Ламонт вцепилась в руку Хатчинса, и тот почувствовал, как она прижалась к нему всем телом.
– Если вам не удастся сделать это, вы будете навечно прокляты в объятиях немощного вялого Христа. Вы слышите меня?
– Мы слышим и подчиняемся, – хором прозвучал ответ.
– Ученики Царя Ночи, нельзя откладывать. Убейте Назаретянина, и мы победим. Отныне и во веки веков. Вы слышите меня?
– Мы слышим и подчиняемся. Дэмьен стоял перед толпой, отовсюду до него долетали слова: «Убить Назаретянина. Убить Назаретянина…»

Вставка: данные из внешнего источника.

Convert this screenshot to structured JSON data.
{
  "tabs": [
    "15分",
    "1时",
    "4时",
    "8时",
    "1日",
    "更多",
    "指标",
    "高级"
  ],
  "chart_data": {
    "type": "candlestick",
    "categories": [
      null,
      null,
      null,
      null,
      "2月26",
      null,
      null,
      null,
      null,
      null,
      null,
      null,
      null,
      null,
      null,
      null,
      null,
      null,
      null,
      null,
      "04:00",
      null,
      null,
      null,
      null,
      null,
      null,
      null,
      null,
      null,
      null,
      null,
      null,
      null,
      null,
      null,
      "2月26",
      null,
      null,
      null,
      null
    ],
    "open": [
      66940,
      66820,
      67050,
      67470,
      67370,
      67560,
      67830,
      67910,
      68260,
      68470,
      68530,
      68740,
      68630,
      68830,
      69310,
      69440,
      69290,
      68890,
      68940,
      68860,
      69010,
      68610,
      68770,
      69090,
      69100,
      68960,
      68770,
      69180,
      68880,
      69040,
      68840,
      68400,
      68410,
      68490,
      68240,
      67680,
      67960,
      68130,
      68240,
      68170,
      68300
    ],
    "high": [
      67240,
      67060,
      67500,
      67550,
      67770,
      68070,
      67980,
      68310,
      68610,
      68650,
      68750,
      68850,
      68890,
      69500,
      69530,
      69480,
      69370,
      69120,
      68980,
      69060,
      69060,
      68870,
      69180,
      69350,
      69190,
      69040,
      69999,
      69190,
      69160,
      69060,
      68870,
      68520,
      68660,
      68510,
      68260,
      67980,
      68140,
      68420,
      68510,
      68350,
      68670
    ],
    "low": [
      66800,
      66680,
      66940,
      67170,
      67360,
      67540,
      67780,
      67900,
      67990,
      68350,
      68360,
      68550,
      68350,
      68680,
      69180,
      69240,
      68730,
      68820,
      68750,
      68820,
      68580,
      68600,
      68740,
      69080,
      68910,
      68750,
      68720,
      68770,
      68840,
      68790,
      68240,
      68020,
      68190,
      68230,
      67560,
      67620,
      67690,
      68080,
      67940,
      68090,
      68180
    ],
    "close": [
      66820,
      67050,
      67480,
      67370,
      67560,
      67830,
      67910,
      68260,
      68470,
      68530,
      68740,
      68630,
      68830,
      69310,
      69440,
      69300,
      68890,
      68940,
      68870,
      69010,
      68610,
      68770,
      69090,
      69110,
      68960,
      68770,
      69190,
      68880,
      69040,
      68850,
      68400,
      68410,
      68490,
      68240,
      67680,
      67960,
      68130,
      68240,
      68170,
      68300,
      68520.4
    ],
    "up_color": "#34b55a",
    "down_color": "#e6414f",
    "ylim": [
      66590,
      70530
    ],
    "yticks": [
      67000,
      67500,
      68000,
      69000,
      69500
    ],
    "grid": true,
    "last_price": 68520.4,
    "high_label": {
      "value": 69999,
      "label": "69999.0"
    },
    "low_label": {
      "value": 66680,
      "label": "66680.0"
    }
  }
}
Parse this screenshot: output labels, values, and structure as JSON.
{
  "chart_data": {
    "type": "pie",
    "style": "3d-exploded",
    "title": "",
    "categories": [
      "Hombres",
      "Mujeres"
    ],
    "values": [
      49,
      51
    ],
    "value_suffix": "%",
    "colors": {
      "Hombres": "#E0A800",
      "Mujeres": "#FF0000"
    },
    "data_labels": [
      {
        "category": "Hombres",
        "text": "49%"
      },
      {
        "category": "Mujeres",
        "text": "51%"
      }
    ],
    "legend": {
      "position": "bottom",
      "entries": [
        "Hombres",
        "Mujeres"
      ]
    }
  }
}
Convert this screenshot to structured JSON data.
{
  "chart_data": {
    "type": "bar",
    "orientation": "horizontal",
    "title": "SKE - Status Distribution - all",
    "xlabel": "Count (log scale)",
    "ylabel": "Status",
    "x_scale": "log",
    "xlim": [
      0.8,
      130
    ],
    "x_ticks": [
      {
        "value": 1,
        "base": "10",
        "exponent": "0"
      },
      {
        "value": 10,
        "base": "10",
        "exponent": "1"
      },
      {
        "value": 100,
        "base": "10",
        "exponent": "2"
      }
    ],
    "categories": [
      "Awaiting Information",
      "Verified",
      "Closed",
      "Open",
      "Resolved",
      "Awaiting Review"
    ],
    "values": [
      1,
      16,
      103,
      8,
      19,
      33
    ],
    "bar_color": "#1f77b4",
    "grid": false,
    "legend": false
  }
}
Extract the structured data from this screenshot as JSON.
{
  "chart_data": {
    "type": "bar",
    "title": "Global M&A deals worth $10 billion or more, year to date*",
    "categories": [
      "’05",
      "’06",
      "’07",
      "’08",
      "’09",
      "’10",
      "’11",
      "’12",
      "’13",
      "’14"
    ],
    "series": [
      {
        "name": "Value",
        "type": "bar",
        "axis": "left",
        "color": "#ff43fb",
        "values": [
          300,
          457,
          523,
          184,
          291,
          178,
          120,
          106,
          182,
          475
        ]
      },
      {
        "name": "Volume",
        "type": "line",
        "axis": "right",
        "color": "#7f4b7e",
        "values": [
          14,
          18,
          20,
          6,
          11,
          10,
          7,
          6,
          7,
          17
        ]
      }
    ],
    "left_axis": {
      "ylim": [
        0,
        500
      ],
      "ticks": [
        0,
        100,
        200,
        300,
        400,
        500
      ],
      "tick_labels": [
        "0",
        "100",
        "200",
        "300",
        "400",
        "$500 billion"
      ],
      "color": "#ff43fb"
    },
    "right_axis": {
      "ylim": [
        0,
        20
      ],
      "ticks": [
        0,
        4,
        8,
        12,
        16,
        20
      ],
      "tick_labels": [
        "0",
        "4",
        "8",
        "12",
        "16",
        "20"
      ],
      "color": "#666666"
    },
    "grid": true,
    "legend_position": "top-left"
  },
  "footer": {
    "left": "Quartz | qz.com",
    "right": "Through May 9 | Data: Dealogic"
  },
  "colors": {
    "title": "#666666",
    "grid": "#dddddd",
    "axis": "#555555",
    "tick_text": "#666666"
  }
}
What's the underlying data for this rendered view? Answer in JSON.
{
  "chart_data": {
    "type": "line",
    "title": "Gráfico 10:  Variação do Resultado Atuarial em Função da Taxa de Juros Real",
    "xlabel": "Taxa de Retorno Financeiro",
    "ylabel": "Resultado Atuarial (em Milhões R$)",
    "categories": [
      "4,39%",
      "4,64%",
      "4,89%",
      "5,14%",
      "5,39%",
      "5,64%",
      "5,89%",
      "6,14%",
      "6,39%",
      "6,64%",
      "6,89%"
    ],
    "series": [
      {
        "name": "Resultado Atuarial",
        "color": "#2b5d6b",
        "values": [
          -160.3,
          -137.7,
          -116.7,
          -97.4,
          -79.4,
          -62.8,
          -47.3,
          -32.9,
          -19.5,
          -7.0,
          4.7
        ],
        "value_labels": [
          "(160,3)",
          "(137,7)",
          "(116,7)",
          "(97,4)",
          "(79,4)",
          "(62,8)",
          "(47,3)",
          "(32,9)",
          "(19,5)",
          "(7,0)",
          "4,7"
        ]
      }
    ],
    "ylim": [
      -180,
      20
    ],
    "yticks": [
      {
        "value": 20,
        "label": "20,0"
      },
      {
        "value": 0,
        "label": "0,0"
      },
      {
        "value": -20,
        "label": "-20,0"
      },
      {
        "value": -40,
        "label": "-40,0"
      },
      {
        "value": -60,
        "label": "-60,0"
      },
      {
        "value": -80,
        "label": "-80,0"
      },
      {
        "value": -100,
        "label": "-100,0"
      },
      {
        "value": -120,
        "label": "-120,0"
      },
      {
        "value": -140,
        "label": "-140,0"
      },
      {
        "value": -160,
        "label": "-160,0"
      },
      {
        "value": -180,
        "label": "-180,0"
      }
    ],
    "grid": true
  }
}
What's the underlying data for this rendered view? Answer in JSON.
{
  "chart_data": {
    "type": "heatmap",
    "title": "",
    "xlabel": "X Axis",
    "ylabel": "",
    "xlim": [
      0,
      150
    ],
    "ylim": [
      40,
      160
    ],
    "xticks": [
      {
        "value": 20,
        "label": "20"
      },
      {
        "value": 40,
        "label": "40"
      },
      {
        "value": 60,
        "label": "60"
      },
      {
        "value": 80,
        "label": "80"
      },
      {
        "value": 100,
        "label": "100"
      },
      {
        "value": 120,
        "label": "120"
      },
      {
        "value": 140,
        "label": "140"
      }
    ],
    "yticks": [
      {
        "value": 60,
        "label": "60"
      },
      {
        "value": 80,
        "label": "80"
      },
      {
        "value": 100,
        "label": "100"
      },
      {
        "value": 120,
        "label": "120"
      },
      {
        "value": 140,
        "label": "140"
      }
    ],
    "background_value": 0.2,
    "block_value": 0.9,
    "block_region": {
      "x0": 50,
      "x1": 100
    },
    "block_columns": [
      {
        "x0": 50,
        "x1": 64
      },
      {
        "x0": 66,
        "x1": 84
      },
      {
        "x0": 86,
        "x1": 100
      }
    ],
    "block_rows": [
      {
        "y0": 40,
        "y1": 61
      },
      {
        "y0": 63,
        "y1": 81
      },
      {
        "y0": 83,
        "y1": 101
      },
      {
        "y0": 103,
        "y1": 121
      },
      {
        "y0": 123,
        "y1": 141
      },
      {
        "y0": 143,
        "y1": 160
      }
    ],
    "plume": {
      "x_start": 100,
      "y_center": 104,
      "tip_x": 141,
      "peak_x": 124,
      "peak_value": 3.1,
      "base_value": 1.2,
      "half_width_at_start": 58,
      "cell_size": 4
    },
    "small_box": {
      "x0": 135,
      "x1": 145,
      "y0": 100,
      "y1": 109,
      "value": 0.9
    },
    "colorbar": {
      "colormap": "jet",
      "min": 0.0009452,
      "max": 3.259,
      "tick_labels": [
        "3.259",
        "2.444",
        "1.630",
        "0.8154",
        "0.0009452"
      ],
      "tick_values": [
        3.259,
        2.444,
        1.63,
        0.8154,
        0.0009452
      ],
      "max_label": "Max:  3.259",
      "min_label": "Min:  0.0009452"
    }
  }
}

В последний раз прокричав эту фразу, Хатчинс рванул к себе медсестру, и она вцепилась в него, на ходу раздирая одежду. Они тут же по-звериному схватили друг друга, совершенно забыв об остальных… Хатчинс услышал крик своей партнерши, перекрывающий все остальные голоса: «Дэмьен, я люблю тебя!», но ревности он не испытал, ибо в этот миг кричал то же самое.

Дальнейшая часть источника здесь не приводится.